P0153 Is Aggressive Behavior of Phalaris arundinacea Populations Caused by Differences in Phenotypic, Cytotype and Genetic Variability? Comparative Study on European and American Plants

Barbora Kubátová , University of South Bohemia, Faculty of Agriculture, Biotechnological Centre, ČESKÉ BUDĚJOVICE, Czech Republic
Dasa Bastlova , University of South Bohemia, Faculty of Science , Department of Plant Physiology , Ceske Budejovice, Czech Republic
Vladislav Curn , University of South Bohemia, Faculty of Agriculture, Biotechnological Centre, Ceske Budejovice, Czech Republic
Neil O Anderson , University of Minnesota, Department of Horticultural Science, Saint Paul, MN
An increasing number of invasive organisms are responsible for adverse environmental and economic impacts worldwide, including species extinction, crop failures, reduced water supply, and damage to industrial infrastructures. Many invasive plants are horticultural or agronomic crops that have escaped cultivation. Invasive species control is costly and continues to escalate due to new crop domestication and increased international trade. The purpose of presented research was to characterize the invasive potential of select Czech and US (Minnesota) native and introduced reed canary grass (Phalaris arundinacea) genotypes, to asses the invasive potential of P. arundinacea native/invasive/expansive populations and cultivars, and to reveal level of genetic polymorphism within and between populations and cultivars of P.arundinacea in geographical gradient and to asses gene-flow between populations. Reed canary grass germplasm in both Minnesota (MN) and the Czech Republic (CR) was collected and assessed for genetic variation using molecular techniques. Other morphological (phenotypic), domestication, and biochemical traits were also studied. The fast evolving microsatellites (ISSRs) were used as the fingerprinting marker. A set of at three ISSR markers (UBC810, UBC828 a UBC881) was analysed.

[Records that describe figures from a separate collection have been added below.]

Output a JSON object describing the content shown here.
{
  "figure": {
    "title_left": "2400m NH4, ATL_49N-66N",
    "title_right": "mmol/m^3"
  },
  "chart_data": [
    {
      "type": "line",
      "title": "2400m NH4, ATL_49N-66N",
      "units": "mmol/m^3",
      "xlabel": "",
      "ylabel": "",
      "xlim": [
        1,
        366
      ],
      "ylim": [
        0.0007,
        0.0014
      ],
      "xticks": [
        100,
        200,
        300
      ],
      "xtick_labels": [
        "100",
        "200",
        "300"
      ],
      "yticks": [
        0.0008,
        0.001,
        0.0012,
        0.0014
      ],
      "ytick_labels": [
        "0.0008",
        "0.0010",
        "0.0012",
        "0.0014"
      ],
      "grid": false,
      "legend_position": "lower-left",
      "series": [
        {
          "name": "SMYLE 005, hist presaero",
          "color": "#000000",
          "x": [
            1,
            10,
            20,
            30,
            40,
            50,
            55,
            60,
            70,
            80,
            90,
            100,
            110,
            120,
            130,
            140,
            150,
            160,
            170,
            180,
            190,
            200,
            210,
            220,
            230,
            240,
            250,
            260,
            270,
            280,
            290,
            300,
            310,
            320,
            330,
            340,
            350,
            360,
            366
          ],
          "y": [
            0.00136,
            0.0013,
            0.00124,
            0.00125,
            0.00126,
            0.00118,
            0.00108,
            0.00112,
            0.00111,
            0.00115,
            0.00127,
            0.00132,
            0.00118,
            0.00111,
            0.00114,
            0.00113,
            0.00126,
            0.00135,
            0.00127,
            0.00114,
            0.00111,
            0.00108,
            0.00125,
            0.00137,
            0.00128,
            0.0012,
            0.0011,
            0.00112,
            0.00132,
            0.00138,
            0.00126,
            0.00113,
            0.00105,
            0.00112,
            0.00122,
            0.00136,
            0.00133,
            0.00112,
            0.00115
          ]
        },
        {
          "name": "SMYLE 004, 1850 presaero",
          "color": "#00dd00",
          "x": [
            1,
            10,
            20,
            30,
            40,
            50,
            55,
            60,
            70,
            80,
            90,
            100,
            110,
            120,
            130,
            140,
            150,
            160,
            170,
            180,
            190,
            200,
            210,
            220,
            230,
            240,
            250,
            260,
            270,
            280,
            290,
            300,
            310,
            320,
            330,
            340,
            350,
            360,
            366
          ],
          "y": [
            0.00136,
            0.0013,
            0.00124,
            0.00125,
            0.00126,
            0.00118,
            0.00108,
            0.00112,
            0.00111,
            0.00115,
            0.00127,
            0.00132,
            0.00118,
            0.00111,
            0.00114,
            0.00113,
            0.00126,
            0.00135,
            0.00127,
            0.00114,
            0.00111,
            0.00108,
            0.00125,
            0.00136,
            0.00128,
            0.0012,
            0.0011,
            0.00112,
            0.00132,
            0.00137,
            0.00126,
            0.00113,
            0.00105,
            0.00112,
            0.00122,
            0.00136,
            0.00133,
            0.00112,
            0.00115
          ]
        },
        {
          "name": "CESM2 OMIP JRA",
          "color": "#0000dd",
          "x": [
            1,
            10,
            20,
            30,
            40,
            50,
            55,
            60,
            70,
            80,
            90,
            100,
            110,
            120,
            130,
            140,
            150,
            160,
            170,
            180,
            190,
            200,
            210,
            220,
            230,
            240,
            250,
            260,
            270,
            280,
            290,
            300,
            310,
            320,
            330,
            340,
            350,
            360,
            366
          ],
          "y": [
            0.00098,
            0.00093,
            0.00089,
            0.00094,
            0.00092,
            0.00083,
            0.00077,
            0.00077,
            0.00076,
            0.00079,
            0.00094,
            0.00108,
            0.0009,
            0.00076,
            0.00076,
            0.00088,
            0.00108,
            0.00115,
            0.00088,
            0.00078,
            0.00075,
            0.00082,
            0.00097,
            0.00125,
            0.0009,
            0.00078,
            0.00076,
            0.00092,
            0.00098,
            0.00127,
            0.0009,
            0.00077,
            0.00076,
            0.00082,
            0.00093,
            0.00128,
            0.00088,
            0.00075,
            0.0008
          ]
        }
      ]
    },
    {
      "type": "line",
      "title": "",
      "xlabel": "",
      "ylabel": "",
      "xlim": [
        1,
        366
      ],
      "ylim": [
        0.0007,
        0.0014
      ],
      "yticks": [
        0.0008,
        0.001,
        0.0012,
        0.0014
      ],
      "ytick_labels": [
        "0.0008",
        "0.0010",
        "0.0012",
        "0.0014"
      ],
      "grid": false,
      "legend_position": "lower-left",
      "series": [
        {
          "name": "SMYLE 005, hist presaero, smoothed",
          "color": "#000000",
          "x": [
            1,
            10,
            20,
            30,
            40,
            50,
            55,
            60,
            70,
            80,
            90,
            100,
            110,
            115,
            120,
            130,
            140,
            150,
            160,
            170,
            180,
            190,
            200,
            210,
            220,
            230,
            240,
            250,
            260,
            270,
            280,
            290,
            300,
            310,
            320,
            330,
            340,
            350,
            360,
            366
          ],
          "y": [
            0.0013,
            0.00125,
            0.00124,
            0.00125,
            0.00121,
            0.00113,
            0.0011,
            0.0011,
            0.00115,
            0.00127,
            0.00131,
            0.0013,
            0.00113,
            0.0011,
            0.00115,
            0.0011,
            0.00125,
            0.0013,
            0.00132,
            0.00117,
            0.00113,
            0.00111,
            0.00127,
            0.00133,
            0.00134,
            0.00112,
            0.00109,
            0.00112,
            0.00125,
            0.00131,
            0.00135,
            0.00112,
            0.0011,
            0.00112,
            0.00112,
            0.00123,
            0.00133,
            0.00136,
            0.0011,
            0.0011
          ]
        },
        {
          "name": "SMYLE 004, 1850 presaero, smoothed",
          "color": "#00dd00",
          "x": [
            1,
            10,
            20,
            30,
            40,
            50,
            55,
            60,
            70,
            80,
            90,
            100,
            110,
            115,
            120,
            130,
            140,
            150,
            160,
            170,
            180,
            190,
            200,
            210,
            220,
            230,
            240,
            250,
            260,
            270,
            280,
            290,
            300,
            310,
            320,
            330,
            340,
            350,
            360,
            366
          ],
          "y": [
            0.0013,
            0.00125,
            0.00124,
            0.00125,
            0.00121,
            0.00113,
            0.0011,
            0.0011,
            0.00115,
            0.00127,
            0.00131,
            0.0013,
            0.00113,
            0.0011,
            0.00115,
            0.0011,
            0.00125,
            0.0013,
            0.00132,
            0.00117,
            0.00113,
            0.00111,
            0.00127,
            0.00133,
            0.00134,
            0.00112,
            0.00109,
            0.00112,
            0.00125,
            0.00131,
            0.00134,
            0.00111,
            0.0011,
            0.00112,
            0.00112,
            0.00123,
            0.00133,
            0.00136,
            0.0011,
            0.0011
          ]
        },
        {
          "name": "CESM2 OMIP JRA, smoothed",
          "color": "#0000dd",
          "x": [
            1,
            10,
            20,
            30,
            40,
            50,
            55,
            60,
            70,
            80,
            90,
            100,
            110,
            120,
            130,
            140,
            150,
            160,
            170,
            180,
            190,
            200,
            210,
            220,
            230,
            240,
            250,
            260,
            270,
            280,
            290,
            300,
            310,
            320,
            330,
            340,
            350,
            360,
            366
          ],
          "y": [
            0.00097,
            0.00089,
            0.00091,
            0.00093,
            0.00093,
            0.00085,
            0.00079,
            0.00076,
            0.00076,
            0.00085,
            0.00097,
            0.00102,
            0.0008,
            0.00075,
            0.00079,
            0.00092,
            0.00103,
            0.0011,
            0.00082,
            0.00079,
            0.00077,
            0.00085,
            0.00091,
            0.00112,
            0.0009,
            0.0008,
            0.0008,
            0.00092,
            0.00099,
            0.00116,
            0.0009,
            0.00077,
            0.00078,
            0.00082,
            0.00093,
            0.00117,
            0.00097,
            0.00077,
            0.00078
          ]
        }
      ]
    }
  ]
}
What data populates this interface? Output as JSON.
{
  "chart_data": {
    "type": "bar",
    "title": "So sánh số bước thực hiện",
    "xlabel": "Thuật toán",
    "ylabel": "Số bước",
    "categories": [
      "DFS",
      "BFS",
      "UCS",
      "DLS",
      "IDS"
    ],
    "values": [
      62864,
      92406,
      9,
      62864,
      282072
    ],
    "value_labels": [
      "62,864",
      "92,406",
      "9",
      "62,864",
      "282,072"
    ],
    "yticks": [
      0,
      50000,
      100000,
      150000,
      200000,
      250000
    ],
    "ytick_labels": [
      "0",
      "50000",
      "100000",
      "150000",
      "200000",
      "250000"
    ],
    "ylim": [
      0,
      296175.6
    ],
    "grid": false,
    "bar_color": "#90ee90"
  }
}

Results showed unusually high degree of variability in the analyzed samples. Individual populations were very heterogeneous and hypothesis that Phalaris creates large monoclonal stands was not supported. Also intrapopulation variability was very high and it was not entirely clear differentiation between CZ populations. In contrast, within a large geographic scale significant differentiation was demonstrated between the U.S. and CZ populations. This study was supported by grants MSM60076658-06, GAJU 064/2010/Z, AMVIS LH11-039.